Mathematical Background
To allow for comparing explainers, we first need to define a common ground on the respective metrics. Any new metrics should be defined by extending upon this document.
Definitions
- \(X\)
the input data.
- \(x\)
is a single instance from the input data, \(x\in X\) holds.
- \(\mathbb{D}\)
is the domain of the input data. As such, \(X \subseteq \mathbb{D}\) holds.
- \(t(x)\)
denotes the true target label of \(x\). As Astrapia is limited to binary classification, \(f(x)\in \{0,1\}\) holds.
- \(y_t(x)\)
denotes the predicted label for the instance \(x\) where \(t\) is either model or explainer. Not every explainer is able to do prediction of their own. As such \(y_{explainer}(x)\) is undefined for them.
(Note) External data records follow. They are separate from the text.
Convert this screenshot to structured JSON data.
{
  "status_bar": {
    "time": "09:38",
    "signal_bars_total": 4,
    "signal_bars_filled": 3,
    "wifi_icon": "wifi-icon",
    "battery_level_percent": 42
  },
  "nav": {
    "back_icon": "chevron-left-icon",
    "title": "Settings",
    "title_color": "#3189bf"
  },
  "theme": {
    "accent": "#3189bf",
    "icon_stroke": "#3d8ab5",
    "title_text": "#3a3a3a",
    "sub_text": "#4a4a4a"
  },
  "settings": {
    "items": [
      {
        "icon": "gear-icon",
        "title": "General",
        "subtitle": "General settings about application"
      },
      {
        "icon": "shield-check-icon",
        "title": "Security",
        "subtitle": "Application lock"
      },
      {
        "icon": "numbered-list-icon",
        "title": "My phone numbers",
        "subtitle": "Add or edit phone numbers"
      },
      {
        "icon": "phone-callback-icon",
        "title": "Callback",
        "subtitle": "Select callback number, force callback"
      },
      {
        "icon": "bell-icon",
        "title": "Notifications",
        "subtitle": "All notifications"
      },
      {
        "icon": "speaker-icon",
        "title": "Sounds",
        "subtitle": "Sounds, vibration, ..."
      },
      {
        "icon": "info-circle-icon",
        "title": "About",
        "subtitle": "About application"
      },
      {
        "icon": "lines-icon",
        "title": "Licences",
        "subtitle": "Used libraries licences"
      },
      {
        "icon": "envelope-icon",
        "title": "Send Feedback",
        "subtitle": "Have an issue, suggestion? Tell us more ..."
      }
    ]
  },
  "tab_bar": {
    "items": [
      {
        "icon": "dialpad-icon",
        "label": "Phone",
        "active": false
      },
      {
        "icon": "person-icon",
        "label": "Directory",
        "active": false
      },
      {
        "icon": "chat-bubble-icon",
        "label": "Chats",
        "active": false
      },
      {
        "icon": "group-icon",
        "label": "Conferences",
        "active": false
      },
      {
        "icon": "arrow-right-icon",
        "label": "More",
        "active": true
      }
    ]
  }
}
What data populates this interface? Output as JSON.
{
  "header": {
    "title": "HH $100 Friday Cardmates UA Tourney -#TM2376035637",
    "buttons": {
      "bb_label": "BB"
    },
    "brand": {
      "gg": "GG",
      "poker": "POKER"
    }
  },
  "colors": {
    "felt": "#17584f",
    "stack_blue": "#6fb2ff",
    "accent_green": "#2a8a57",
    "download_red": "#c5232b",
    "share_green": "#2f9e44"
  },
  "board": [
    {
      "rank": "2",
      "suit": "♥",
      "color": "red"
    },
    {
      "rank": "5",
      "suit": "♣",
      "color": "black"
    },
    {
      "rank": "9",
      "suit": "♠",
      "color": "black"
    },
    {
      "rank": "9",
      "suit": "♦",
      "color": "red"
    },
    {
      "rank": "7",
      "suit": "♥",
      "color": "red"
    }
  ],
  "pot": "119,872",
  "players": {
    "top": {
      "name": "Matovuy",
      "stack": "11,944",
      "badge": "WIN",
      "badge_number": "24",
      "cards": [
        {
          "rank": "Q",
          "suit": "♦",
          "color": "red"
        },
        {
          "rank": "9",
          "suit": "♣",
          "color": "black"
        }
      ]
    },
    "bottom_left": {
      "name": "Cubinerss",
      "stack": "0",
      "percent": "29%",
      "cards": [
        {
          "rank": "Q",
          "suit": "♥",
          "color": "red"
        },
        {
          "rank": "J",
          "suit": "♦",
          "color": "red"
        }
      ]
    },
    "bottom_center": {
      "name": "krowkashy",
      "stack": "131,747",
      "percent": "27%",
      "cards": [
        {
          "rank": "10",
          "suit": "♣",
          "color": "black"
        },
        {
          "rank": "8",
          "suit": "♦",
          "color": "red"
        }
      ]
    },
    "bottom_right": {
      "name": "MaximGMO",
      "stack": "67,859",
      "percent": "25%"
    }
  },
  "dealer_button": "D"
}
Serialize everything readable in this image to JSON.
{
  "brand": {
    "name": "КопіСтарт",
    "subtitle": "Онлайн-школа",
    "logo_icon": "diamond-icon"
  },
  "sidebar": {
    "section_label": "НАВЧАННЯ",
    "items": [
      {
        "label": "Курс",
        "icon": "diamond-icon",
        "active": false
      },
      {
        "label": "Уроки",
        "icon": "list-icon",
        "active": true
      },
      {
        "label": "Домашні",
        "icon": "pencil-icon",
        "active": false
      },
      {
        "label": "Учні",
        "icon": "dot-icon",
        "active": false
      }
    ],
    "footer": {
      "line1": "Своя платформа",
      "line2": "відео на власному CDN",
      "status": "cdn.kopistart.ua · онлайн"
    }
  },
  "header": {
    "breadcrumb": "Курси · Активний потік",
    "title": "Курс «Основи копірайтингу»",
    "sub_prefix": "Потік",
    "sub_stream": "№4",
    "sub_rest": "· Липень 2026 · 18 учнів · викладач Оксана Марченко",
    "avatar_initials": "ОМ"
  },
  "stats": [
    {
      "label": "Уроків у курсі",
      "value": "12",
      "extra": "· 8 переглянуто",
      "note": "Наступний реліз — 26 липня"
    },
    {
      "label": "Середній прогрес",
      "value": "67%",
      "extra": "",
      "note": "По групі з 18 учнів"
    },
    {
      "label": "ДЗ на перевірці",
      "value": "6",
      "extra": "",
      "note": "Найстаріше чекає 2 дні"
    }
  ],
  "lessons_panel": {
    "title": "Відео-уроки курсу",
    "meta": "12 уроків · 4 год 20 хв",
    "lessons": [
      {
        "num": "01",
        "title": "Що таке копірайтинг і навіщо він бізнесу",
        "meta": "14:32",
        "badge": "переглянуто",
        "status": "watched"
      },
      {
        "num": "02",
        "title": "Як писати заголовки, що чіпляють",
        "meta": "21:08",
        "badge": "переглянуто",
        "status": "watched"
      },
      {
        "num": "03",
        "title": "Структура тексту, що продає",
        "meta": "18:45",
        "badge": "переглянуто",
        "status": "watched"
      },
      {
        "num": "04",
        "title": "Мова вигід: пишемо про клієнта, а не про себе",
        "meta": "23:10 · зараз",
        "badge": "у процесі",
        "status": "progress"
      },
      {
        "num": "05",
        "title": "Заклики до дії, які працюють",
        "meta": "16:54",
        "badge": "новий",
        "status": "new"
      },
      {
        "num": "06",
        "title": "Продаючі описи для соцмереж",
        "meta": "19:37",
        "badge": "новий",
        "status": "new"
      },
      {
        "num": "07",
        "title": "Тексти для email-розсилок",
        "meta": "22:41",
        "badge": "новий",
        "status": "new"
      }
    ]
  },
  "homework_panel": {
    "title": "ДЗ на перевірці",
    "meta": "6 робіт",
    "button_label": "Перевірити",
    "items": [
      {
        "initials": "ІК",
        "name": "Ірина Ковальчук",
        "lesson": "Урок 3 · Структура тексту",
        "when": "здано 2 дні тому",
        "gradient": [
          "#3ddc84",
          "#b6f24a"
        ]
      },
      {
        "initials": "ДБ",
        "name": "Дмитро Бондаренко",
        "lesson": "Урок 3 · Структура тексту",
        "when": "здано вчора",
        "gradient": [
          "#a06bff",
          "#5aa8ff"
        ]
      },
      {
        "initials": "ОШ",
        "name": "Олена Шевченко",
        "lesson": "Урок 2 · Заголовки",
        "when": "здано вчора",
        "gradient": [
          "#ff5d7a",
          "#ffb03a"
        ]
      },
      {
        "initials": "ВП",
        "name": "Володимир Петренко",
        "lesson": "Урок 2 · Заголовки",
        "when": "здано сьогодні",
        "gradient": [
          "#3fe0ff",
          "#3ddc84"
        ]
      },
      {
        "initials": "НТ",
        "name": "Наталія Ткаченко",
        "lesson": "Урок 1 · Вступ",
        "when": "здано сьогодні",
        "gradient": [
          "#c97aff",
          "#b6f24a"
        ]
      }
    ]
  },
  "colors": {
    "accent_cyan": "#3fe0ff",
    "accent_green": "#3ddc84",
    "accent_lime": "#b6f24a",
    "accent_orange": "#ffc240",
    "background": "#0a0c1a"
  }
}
As the model might return probabilities, \(y_t(x) \in [0,1]\) and not just \(\{0,1\}\).
- \(\hat y_t(x)\)
is defined as
\[\begin{split}\hat y_t(x) = \left\{ \begin{array}{ll} 0 & \mbox{if } y_t(x) \geq 0.5 \\ 1 & \mbox{if } y_t(x) < 0.5 \end{array} \right.\end{split}\]while \(y_t(x)\) represents a probabiliy distribution, \(\hat y_t(x)\) represents the most likely label.
- \(D_i\)
is the domain of the i’th feature of \(D\)
- \(N\)
is the dimensionality of D.
As such the following should hold
\[\mathbb{D} = \Pi_{i=1}^N D_i\]
Weight Functions
Local explainers consider a local area around an instance for their explanations. This area will be henceforth referred to as the explainers neighbourhood. To represent such neighbourhoods different shapes, sizes and densities, a weight function \(w_{e,i}(x)\) is introduced for every explainer \(e\) and explained instance \(i\). They are defined such that for any datapoint \(x\)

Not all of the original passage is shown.